The SLO found that “there was a near-record shift in responses towards tighter pricing (47 per cent) and non-pricing (53 per cent) aspects of lending conditions” and that “the non-pricing responses indicate that lenders tightened the terms for loans or limited the amount allocated to some sectors, regions or businesses”.

SOURCE: BANK OF CANADA
The overall balance of opinion on credit conditions (50%) was the highest since the survey began in 1999, “indicating that a large portion of respondents reported tightening to all three types of business borrowers: small business, commercial and corporate”.

SOURCE: BANK OF CANADA
It should be noted that the SLO indicates only the direction of change in conditions, and not the magnitude of the change.
It should also be noted that the SLO was conducted between September 11, 2008 and September 26, 2008, and therefore does not reflect the steps taken by the Bank of Canada and the Government of Canada to help alleviate tight credit markets. These measures included: (i) the commitment by the Government of Canada of $25 billion to buy mortgage-backed securities on October 10, 2008; (ii) the Bank of Canada interest rate cut of 0.5 of a percentage point on October 8, 2008; and (iii) the $12 billion made available to lenders by the Bank of Canada on October 3, 2008 in order to ease loan terms.
Business Outlook Survey
The BOS summarizes interviews conducted by the Bank of Canada’s regional offices with senior management of approximately 100 firms selected in accordance with the composition of Canada’s gross domestic product. The survey’s purpose is to gather the perspectives of these businesses on topics of interest to the Bank of Canada (such as demand and capacity pressures) and their forward-looking views on economic activity.
Similar to the results illustrated by the SLO, the third-quarter BOS saw the percentage of businesses reporting tighter credit conditions increase dramatically. The BOS found that “the balance of opinion on credit conditions reached a record-high level for the survey, with significantly more firms reporting tighter credit conditions than those reporting that conditions had eased”.
In fact, some 44% of businesses surveyed reported tighter credit conditions, while only 12% reported easing. The remainder of the businesses surveyed reported that lending conditions were unchanged in the previous three months.

SOURCE: BANK OF CANADA
Credit Growth
In contrast to the SLO and BOS results, recent information provided by the Bank of Canada indicates that credit financing is growing in Canada. Bank of Canada statistics show that over the past year mortgage lending has increased 7.7% and personal loans have grown 15.3%. Business lending has decreased over the past year, but by a mere 1.7 %.

SOURCE: BANK OF CANADA
Drawing on international comparisons, the growth in Canadian household credit financing has been strong over the past decade and continues to be strong compared to other countries such as the United States and the nations comprising the European Union.

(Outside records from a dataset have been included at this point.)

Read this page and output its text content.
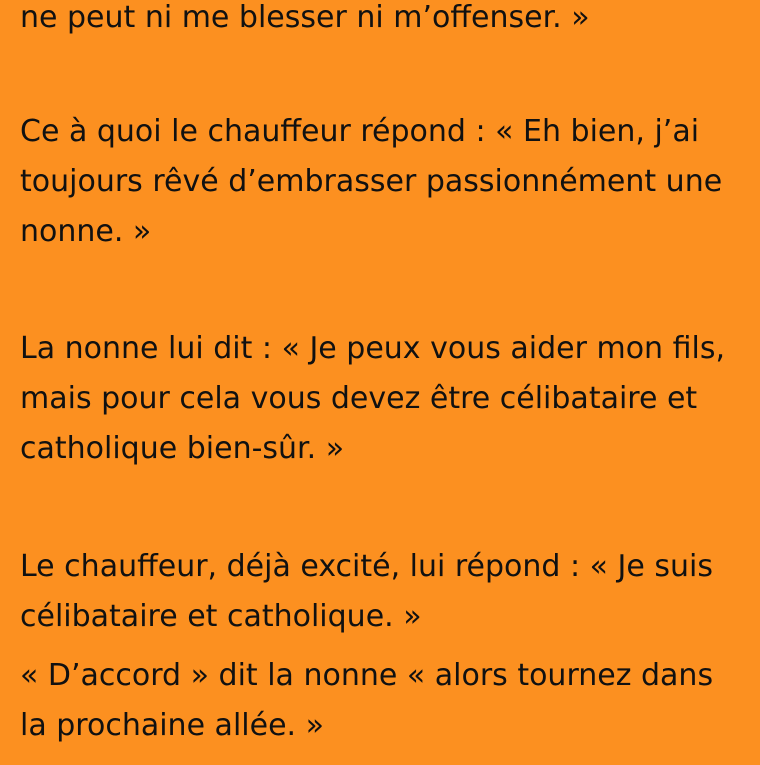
ne peut ni me blesser ni m’offenser. »

Ce à quoi le chauffeur répond : « Eh bien, j’ai toujours rêvé d’embrasser passionnément une nonne. »

La nonne lui dit : « Je peux vous aider mon fils, mais pour cela vous devez être célibataire et catholique bien-sûr. »

Le chauffeur, déjà excité, lui répond : « Je suis célibataire et catholique. »

« D’accord » dit la nonne « alors tournez dans la prochaine allée. »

SOURCES: BANK OF CANADA, BIS, U.S. FEDERAL RESERVE
Conclusion
The small 1.7% drop in business lending and the increase in both mortgage and personal loan lending over the past year does not seem to mesh with the results presented in the SLO and BOS. It should be noted, however, that the SLO and BOS are indicators of forward-looking views on economic activity while the credit growth statistics provided by the Bank of Canada represent historical data. Although Canadian mortgage and personal loan lending has increased and business lending has slowed slightly over the past year, the SLO and BOS suggest that lending conditions in Canada will tighten in the near future. Unfortunately, the SLO and BOS do not provide an indication of magnitude, leaving one to guess as to the degree of tightening in the Canadian credit financing market should the SLO and BOS indications come to fruition.
This update is intended as a summary only and should not be regarded or relied upon as advice to any specific client or regarding any specific situation.